Oct 27, 2022 - Sale 2619

Sale 2619 - Lot 1

Price Realized: $ 10,000
?Final Price Realized includes Buyer’s Premium added to Hammer Price
Estimate: $ 15,000 - $ 25,000
NEW JERSEY JOINS THE REVOLUTIONARY WAR SENDING ITS FIRST TWO BATTALIONS (AMERICAN REVOLUTION.) HANCOCK, JOHN. Letter Signed, "I am Gentlemen / Your most obed[ien]thum[bl]eServ[an]t / John Hancock / Pres[ident]," to the members of the Convention of New Jersey, alerting them to the necessity of raising battalions, explaining that the men would be furnished with a shirt and blanket when available and, in a postscript: "By order of Congress I forward you Forty eight Commissions for the Captains & Subaltern Officers in the New Jersey Battalions." 1 page, tall 4to, with integral blank; silked on verso of letter and blank, horizontal folds with minor loss to few letters of signature, few holes at fold ends expertly repaired with paper, few characters recently inscribed in unknown hand on blank, faint scattered soiling, docketing on blank. Philadelphia, 12 October 1775

Additional Details

In full: "Some late intelligence laid before Congress seems to render it absolutely necessary for the protection of our liberties & safety of our lives to raise several new battalions, & therefore the Congress have come [to] the enclosed resolutions, which I am ordered to transmit to you.
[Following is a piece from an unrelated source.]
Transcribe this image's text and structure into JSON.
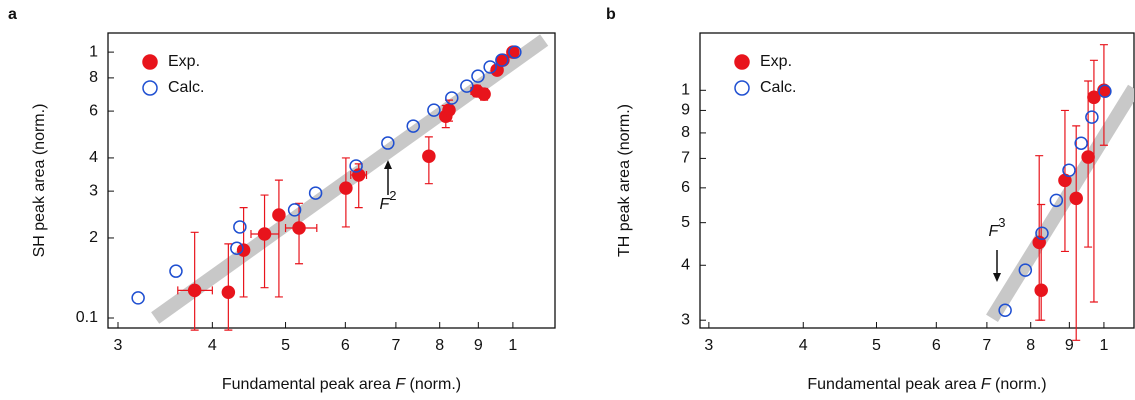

The Congress have the firmest confidence, that from your experienced zeal in this great cause you will exert your utmost endeavours to carry the said resolutions into execution with all possible expedition.
"The Congress have agreed to furnish the men with a hunting shirt not exceeding the value of one dollar & one third of a dollar and a blanket provided these can be procured, but these are not to be made part of the terms of enlistment."
Published in Extracts from the Journal of Proceedings of the Provincial Congress of New Jersey (Woodbury, NJ, reprinted by order, Sailer, 1835), 53.
In response to the request of Congress, William Alexander ("Lord Stirling") was commissioned to command the battalion raised in East Jersey (in northeast of colony), and William Maxwell was given command of the West Jersey battalion. Both battalions were ordered to the Hudson River (in preparation for supporting the Canadian campaign) and mustered into the Continental Army in December of 1775.